In honor of National Mentoring Month, we sat down with Commissioner Boyd to ask him some questions about his mentoring experiences.

1. When did you first get involved with mentoring?

 Informally, I think we all mentor in small ways every day. More formally, being a Cub Scout Den Leader for ten years was my first real mentoring role. I followed that by becoming a Boy Scoutmaster for seven years. A leader’s job is to mentor young boys to learn about values, leadership, self-reliance, service to others and a love for the outdoors. For the last eight years I have been a mentor for four to five students per year in tnAchieves, the support organization for the Tennessee Promise. In this role, my task is to insure they complete the FAFSA, register for college and get off to a successful start. I’ve been a mentor and “Big” to Joseph in Big Brothers Big Sisters for five years. Throughout my career in business over the last 25 years I have been an eager mentor to any entrepreneur wanting to start or having started a new business, along with being a mentor to some of my teammates within the company.
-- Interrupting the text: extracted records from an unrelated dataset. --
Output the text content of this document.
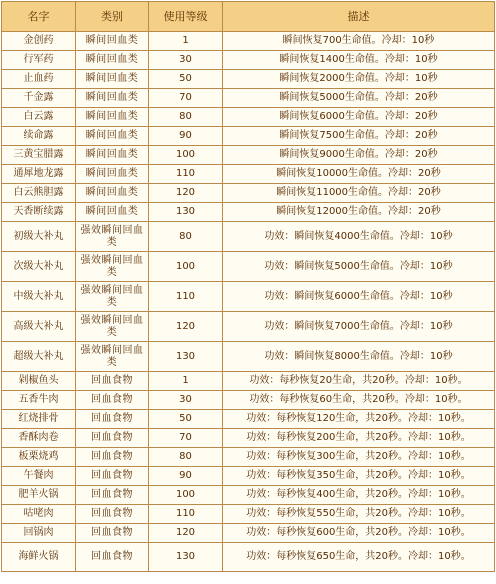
名字	类别	使用等级	描述
金创药	瞬间回血类	1	瞬间恢复700生命值。冷却：10秒
行军药	瞬间回血类	30	瞬间恢复1400生命值。冷却：10秒
止血药	瞬间回血类	50	瞬间恢复2000生命值。冷却：10秒
千金露	瞬间回血类	70	瞬间恢复5000生命值。冷却：20秒
白云露	瞬间回血类	80	瞬间恢复6000生命值。冷却：20秒
续命露	瞬间回血类	90	瞬间恢复7500生命值。冷却：20秒
三黄宝腊露	瞬间回血类	100	瞬间恢复9000生命值。冷却：20秒
通犀地龙露	瞬间回血类	110	瞬间恢复10000生命值。冷却：20秒
白云熊胆露	瞬间回血类	120	瞬间恢复11000生命值。冷却：20秒
天香断续露	瞬间回血类	130	瞬间恢复12000生命值。冷却：20秒
初级大补丸	强效瞬间回血类	80	功效：瞬间恢复4000生命值。冷却：10秒
次级大补丸	强效瞬间回血类	100	功效：瞬间恢复5000生命值。冷却：10秒
中级大补丸	强效瞬间回血类	110	功效：瞬间恢复6000生命值。冷却：10秒
高级大补丸	强效瞬间回血类	120	功效：瞬间恢复7000生命值。冷却：10秒
超级大补丸	强效瞬间回血类	130	功效：瞬间恢复8000生命值。冷却：10秒
剁椒鱼头	回血食物	1	功效：每秒恢复20生命，共20秒。冷却：10秒。
五香牛肉	回血食物	30	功效：每秒恢复60生命，共20秒。冷却：10秒。
红烧排骨	回血食物	50	功效：每秒恢复120生命，共20秒。冷却：10秒。
香酥肉卷	回血食物	70	功效：每秒恢复200生命，共20秒。冷却：10秒。
板栗烧鸡	回血食物	80	功效：每秒恢复300生命，共20秒。冷却：10秒。
午餐肉	回血食物	90	功效：每秒恢复350生命，共20秒。冷却：10秒。
肥羊火锅	回血食物	100	功效：每秒恢复400生命，共20秒。冷却：10秒。
咕咾肉	回血食物	110	功效：每秒恢复550生命，共20秒。冷却：10秒。
回锅肉	回血食物	120	功效：每秒恢复600生命，共20秒。冷却：10秒。
海鲜火锅	回血食物	130	功效：每秒恢复650生命，共20秒。冷却：10秒。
2.   What made you want to be a mentor?

I have been blessed with many great mentors.  My father taught me the value of hard work at an early age and my mother still stresses the importance to always be learning. My first Scoutmaster taught me about leadership and a love of the outdoors. I’ve had a dozen Board members who have taught me countless lessons on how to build and sustain a great company that makes a difference in the world. Now, Governor Haslam has taught me the impact that public service can have. I am indebted to so many for so much, if I dedicate the rest of my life to paying them back by mentoring others, I will still die in debt.

3.   How long have you been mentoring and what organizations are you involved with?

Counting Scouting, I’ve been mentoring for over 20 years. I have mentored entrepreneurs that have gotten grants from the Boyd Venture Fund at UT, students involved in tnAchieves and one young man, Joseph, in Big Brothers Big Sisters.

4.  What is the most rewarding part of mentoring others? 

Mentoring gives us the opportunity to pay forward and pass on all the lessons we have learned in life. One hopes and one can expect that some small word of advice or encouragement can positively change the direction of someone’s life, and in turn make the world a better place.

5. What advice would you give to somebody considering getting involved in mentoring?

At the very next opportunity you have to mentor, just say yes! Every great accomplishment and every great adventure begins with saying yes. Like other forms of giving back, you will receive more than you give. 

6. Why do you think it’s important to be a mentor? 

 It is the essence of the progress of mankind: one generation passing on its knowledge to the next.